The five 2015 L'Oréal-UNESCO For Women in Science Awards Laureates pose for a group photo with two men. [people.com.cn]
Each of the five 2015 L'Oréal-UNESCO For Women in Science Awards Laureates has cast her own brilliant light on the physical sciences, and each has attained great distinction in her particular field. From the infinitely large to the infinitely small, from discoveries that illuminate our understanding of the origins of the universe to inventing new devices and methods for treating diseases and deciphering protein function, to creating innovative materials for transmitting energy, their contributions to science are of the highest order. The gender imbalance in the physical sciences is even greater than in science overall. Each Laureate is a shining example not only of what women can achieve in the Physical Sciences, but of women excellence in general. Each is a role model to inspire future generations.
The L'Oréal-UNESCO For Women in Science Awards are presented every year to five women, one from each world region (Africa and the Arab States, Asia-Pacific, Europe, Latin America and North America) in recognition of their scientific accomplishments. Each scientist has had a unique career path combining exceptional talent, a deep commitment to her profession and remarkable courage in a field still largely dominated by men.
Scientists around the world are invited to submit candidates, and an independent international jury of eminent scientists makes the final selection.
Africa and the Arab States
Professor Rajaâ Cherkaoui El Moursli - High Energy Physics and Nuclear Physics
Professor, Mohammed V University, Rabat, Morocco
For her key contribution to one of the greatest discoveries in physics: proof of the existence of the Higgs Boson, the particle responsible for the creation of mass in the universe. Nicknamed « research activist », she dedicates much of her time to raising the level of scientific research in her country and has been instrumental in improving Moroccan healthcare by creating the 1st master's degree in medical physics.
Asia / Pacific
Professor Yi Xie - Inorganic Chemistry
Professor, University of Science & Technology of China, Hefei, China
For her significant contributions to inorganic solid state solvothermal chemistry at the nanoscale, particularly unconventional semi-conductor materials and graphene-like structures a few atoms thick.

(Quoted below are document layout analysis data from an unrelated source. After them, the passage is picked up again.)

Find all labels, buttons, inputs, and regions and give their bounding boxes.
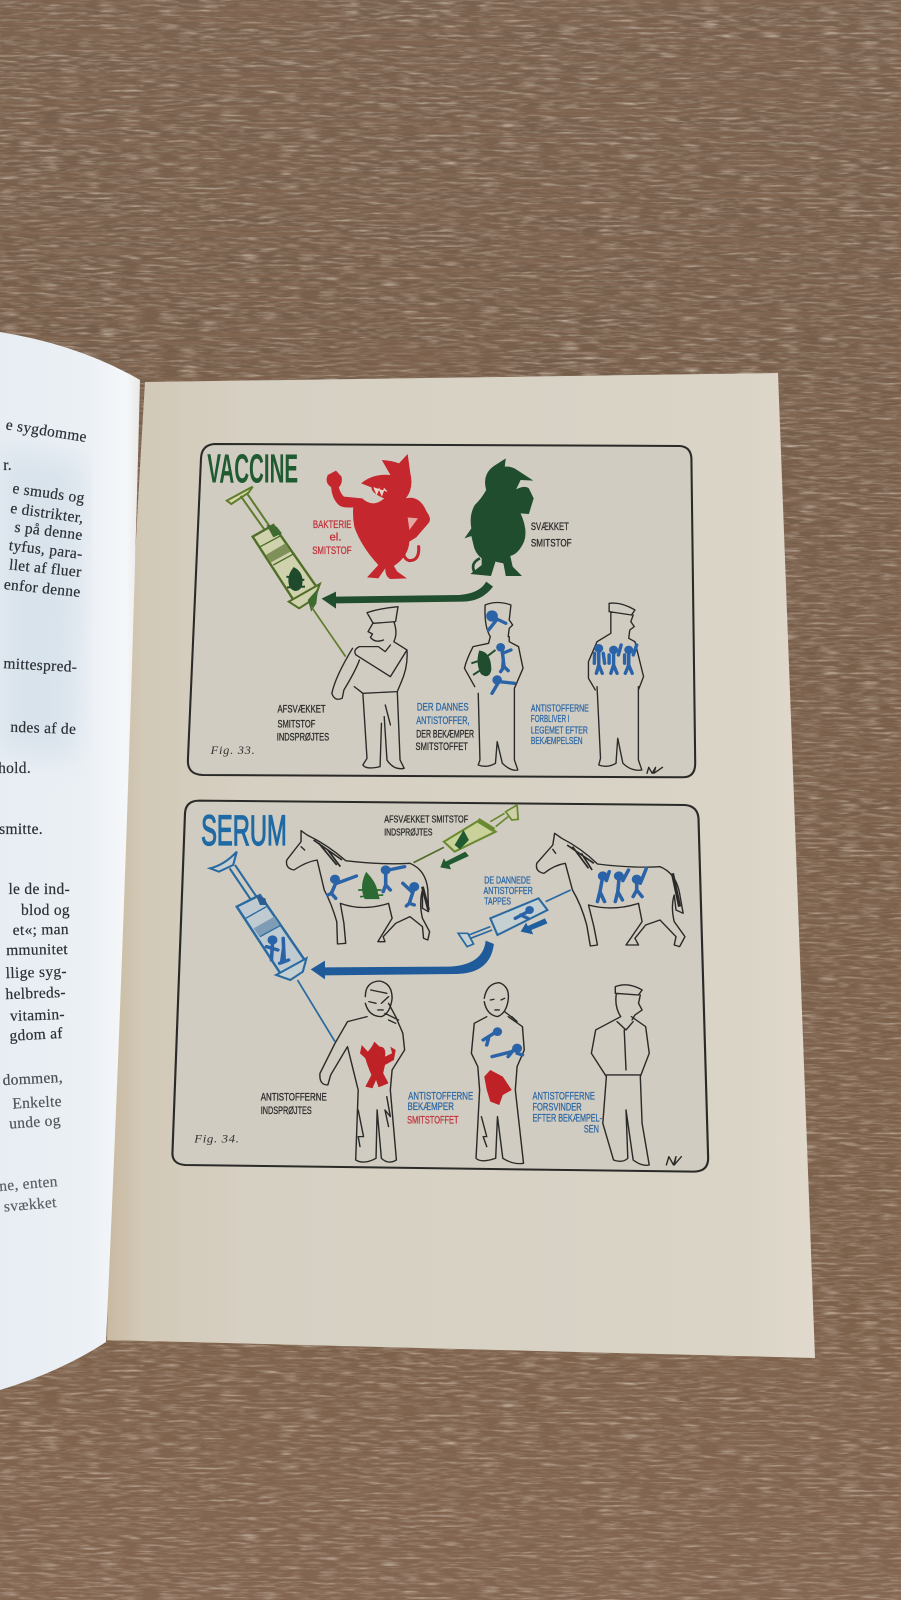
label: antistofferne forsvinder efter bekæmpelsen: ANTISTOFFERNE (532, 1091, 595, 1102)
left page text lines: et«; man (13, 921, 69, 939)
label: der dannes antistoffer, der bekæmper smitstoffet: ANTISTOFFER, (416, 715, 470, 727)
left page text lines: enfor denne (3, 576, 81, 601)
label: svækket smitstof: SMITSTOF (531, 538, 572, 550)
label: antistofferne bekæmper smitstoffet: BEKÆMPER (407, 1101, 454, 1113)
antibody figures and germ inside body (471, 612, 514, 693)
label: de dannede antistoffer tappes: TAPPES (484, 897, 511, 908)
arrow: small blue (521, 918, 547, 934)
right book page (107, 373, 815, 1358)
left page text lines: vitamin- (10, 1006, 65, 1025)
label: antistofferne bekæmper smitstoffet: SMITSTOFFET (407, 1115, 459, 1126)
left page text lines: s på denne (14, 519, 84, 544)
figure: horse with antibodies (536, 833, 685, 947)
heading: SERUM: SERUM (201, 807, 287, 855)
label: antistofferne indsprøjtes: ANTISTOFFERNE (261, 1092, 327, 1104)
label: antistofferne forsvinder efter bekæmpelsen: SEN (584, 1124, 599, 1136)
syringe: tapping antibodies, blue (458, 890, 571, 947)
panel frame (172, 801, 708, 1172)
label: antistofferne indsprøjtes (261, 1092, 327, 1117)
label: afsvækket smitstof indsprøjtes (serum): INDSPRØJTES (384, 828, 433, 838)
left page text lines: ne, enten (0, 1173, 58, 1195)
syringe with weakened germ (227, 487, 346, 657)
left page text lines: e smuds og (11, 480, 86, 507)
left page text lines: mittespred- (3, 655, 78, 676)
panel: serum (Fig. 34) (172, 801, 708, 1172)
left page text lines: tyfus, para- (8, 537, 84, 563)
label: antistofferne bekæmper smitstoffet: ANTISTOFFERNE (408, 1091, 473, 1102)
three antibody figures (594, 645, 637, 673)
left page text lines: ndes af de (10, 719, 76, 738)
blue syringe with antibodies (210, 852, 335, 1042)
syringe: afsvækket smitstof, green (414, 805, 518, 863)
antibodies and germ inside horse (328, 867, 417, 906)
left book page (0, 332, 140, 1390)
label: antistofferne forbliver i legemet efter bekæmpelsen: FORBLIVER I (531, 714, 570, 725)
label: afsvækket smitstof indsprøjtes (serum) (384, 815, 468, 838)
label: antistofferne forbliver i legemet efter bekæmpelsen (531, 704, 589, 747)
label: der dannes antistoffer, der bekæmper smitstoffet (416, 702, 474, 753)
left page text lines: Enkelte (12, 1093, 62, 1113)
antibodies and germ inside body (483, 1029, 522, 1105)
left page text lines (0, 416, 88, 1216)
arrow: large blue, from syringe to patient (311, 941, 494, 979)
label: antistofferne forsvinder efter bekæmpelsen (532, 1091, 602, 1136)
left page text lines: llige syg- (5, 963, 67, 982)
three antibodies inside horse (597, 868, 646, 902)
label: bakterie el. smitstof: el. (329, 532, 342, 544)
label: antistofferne forbliver i legemet efter bekæmpelsen: BEKÆMPELSEN (531, 736, 583, 747)
caption: Fig. 34: Fig. 34. (193, 1132, 239, 1146)
left page text lines: helbreds- (5, 984, 66, 1003)
label: de dannede antistoffer tappes: DE DANNEDE (484, 876, 531, 886)
label: svækket smitstof (531, 521, 572, 550)
icon: green weakened devil (464, 458, 534, 576)
left page text lines: llet af fluer (8, 556, 83, 581)
label: der dannes antistoffer, der bekæmper smitstoffet: DER DANNES (417, 702, 469, 714)
label: bakterie el. smitstof: BAKTERIE (313, 519, 351, 531)
label: bakterie el. smitstof: SMITSTOF (312, 545, 352, 557)
left page text lines: e sygdomme (5, 416, 88, 446)
panel: vaccine (Fig. 33): VACCINE (207, 446, 298, 492)
artist signature (647, 767, 662, 773)
label: antistofferne forsvinder efter bekæmpelsen: EFTER BEKÆMPEL- (532, 1113, 602, 1124)
left page text lines: r. (3, 457, 12, 474)
figure: sick man being injected (320, 981, 405, 1162)
label: der dannes antistoffer, der bekæmper smitstoffet: DER BEKÆMPER (416, 728, 474, 740)
icon: red germ in body (360, 1042, 396, 1088)
label: de dannede antistoffer tappes: ANTISTOFFER (484, 886, 533, 897)
left page text lines: dommen, (2, 1069, 63, 1089)
artist signature (666, 1157, 681, 1165)
figure: healed man (591, 985, 649, 1165)
left page text lines: le de ind- (8, 881, 70, 898)
arrow: small green (440, 852, 469, 869)
label: antistofferne forsvinder efter bekæmpelsen: FORSVINDER (532, 1102, 582, 1114)
figure: sick man recovering (471, 983, 524, 1164)
left page text lines: svækket (3, 1194, 58, 1216)
left page text lines: mmunitet (6, 941, 68, 959)
left page text lines: e distrikter, (9, 500, 85, 527)
left page text lines: smitte. (0, 821, 43, 838)
label: afsvækket smitstof indsprøjtes: INDSPRØJTES (277, 732, 329, 744)
label: afsvækket smitstof indsprøjtes: SMITSTOF (277, 718, 315, 730)
label: antistofferne forbliver i legemet efter bekæmpelsen: ANTISTOFFERNE (531, 704, 589, 715)
arrow: green, from weakened germ to syringe (322, 582, 493, 609)
label: afsvækket smitstof indsprøjtes (serum): AFSVÆKKET SMITSTOF (384, 815, 468, 826)
caption: Fig. 33: Fig. 33. (210, 743, 255, 757)
icon: red germ devil (327, 454, 430, 579)
label: svækket smitstof: SVÆKKET (531, 521, 569, 533)
label: afsvækket smitstof indsprøjtes (277, 704, 329, 744)
left page text lines: unde og (9, 1112, 61, 1133)
label: der dannes antistoffer, der bekæmper smitstoffet: SMITSTOFFET (416, 741, 468, 753)
panel: vaccine (Fig. 33) (188, 444, 695, 777)
figure: man forming antibodies (464, 602, 523, 770)
left page text lines: gdom af (9, 1025, 64, 1045)
figure: man being injected (332, 607, 407, 769)
label: antistofferne bekæmper smitstoffet (407, 1091, 473, 1126)
figure: man retaining antibodies (588, 603, 644, 770)
label: de dannede antistoffer tappes (484, 876, 533, 908)
label: antistofferne forbliver i legemet efter bekæmpelsen: LEGEMET EFTER (531, 725, 588, 736)
label: bakterie el. smitstof (312, 519, 352, 557)
left page text lines: blod og (21, 902, 70, 919)
panel frame (188, 444, 695, 777)
figure: horse with antibodies and germ (286, 831, 430, 944)
label: antistofferne indsprøjtes: INDSPRØJTES (261, 1105, 312, 1117)
label: afsvækket smitstof indsprøjtes: AFSVÆKKET (277, 704, 326, 716)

Professor Dame Carol Robinson - Physical Chemistry & Mass Spectrometry
Professor of Chemistry, Oxford University, United Kingdom
For her groundbreaking work in macromolecular mass spectrometry and pioneering gas phase structural biology by probing the structure and reactivity of single proteins and protein complexes, including membrane proteins.

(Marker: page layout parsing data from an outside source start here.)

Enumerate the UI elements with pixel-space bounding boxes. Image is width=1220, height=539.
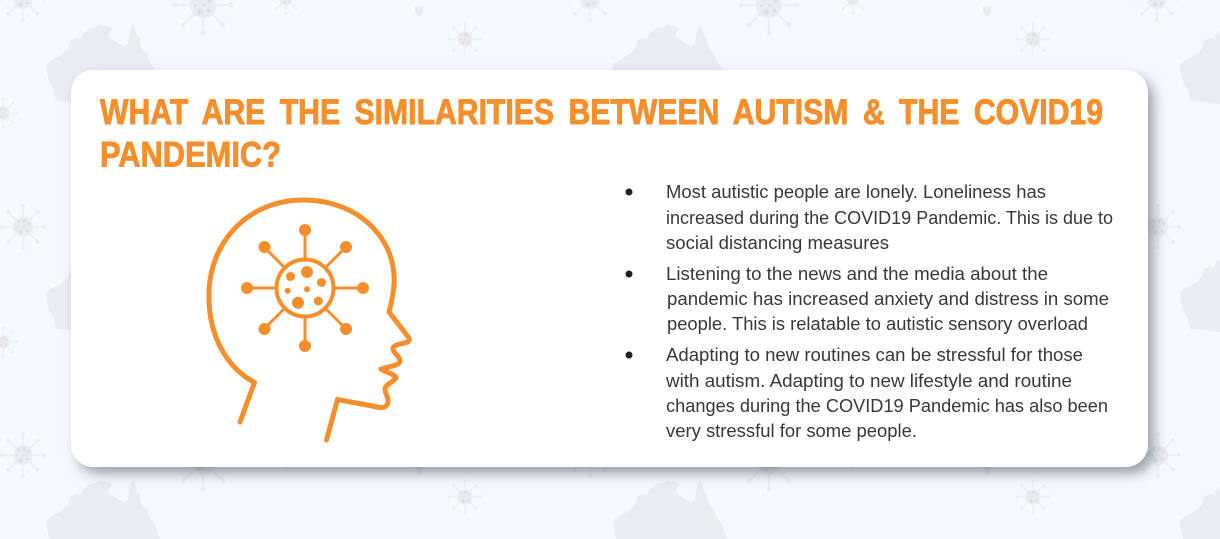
bullet 3: Adapting to new routines can be stressful for those: [666, 345, 1083, 365]
icon: head outline: [209, 200, 409, 440]
bullet 2: pandemic has increased anxiety and distress in some: [667, 289, 1109, 309]
bullet 2: [626, 264, 1109, 334]
bullet 1: increased during the COVID19 Pandemic. This is due to: [666, 208, 1113, 228]
panel: white card: [71, 70, 1148, 467]
bullet 1: social distancing measures: [666, 233, 889, 253]
bullet 1: [626, 182, 1113, 253]
icon: head with virus: [209, 200, 409, 440]
title: PANDEMIC?: [100, 136, 281, 174]
bullet list: [626, 182, 1113, 441]
bullet 3: [626, 345, 1108, 441]
title: [100, 93, 1103, 174]
bullet 3: changes during the COVID19 Pandemic has also been: [666, 396, 1108, 416]
icon: virus: [241, 224, 369, 352]
bullet 3: with autism. Adapting to new lifestyle and routine: [665, 371, 1072, 391]
bullet 2: Listening to the news and the media about the: [666, 264, 1048, 284]
bullet 2: people. This is relatable to autistic sensory overload: [667, 314, 1088, 334]
bullet 3: very stressful for some people.: [666, 421, 917, 441]
bullet 1: Most autistic people are lonely. Loneliness has: [666, 182, 1046, 202]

Professor Thaisa Storchi Bergmann - Physics and Astronomy
Professor, Federal University of Rio Grande do Sul, Porto Alegre, Brazil
For her outstanding work on super-massive black holes in the centers of galaxies and their associated regions of dense gas, dust, and young stars surrounding them, as well as their role in the evolution of galaxies.
Professor Molly S. Shoichet - Polymer Chemistry
Professor of Chemical Engineering and Applied Chemistry, Chemistry and Biomaterials & Biomedical Engineering, University of Toronto, Canada
For her pioneering work on advanced laser photochemistry for creating 3D patterns in hydrogels that enable regeneration of nerve tissue. In addition, she established a new method to deliver biotherapeutics to the central nervous system, overcoming the blood-brain barrier.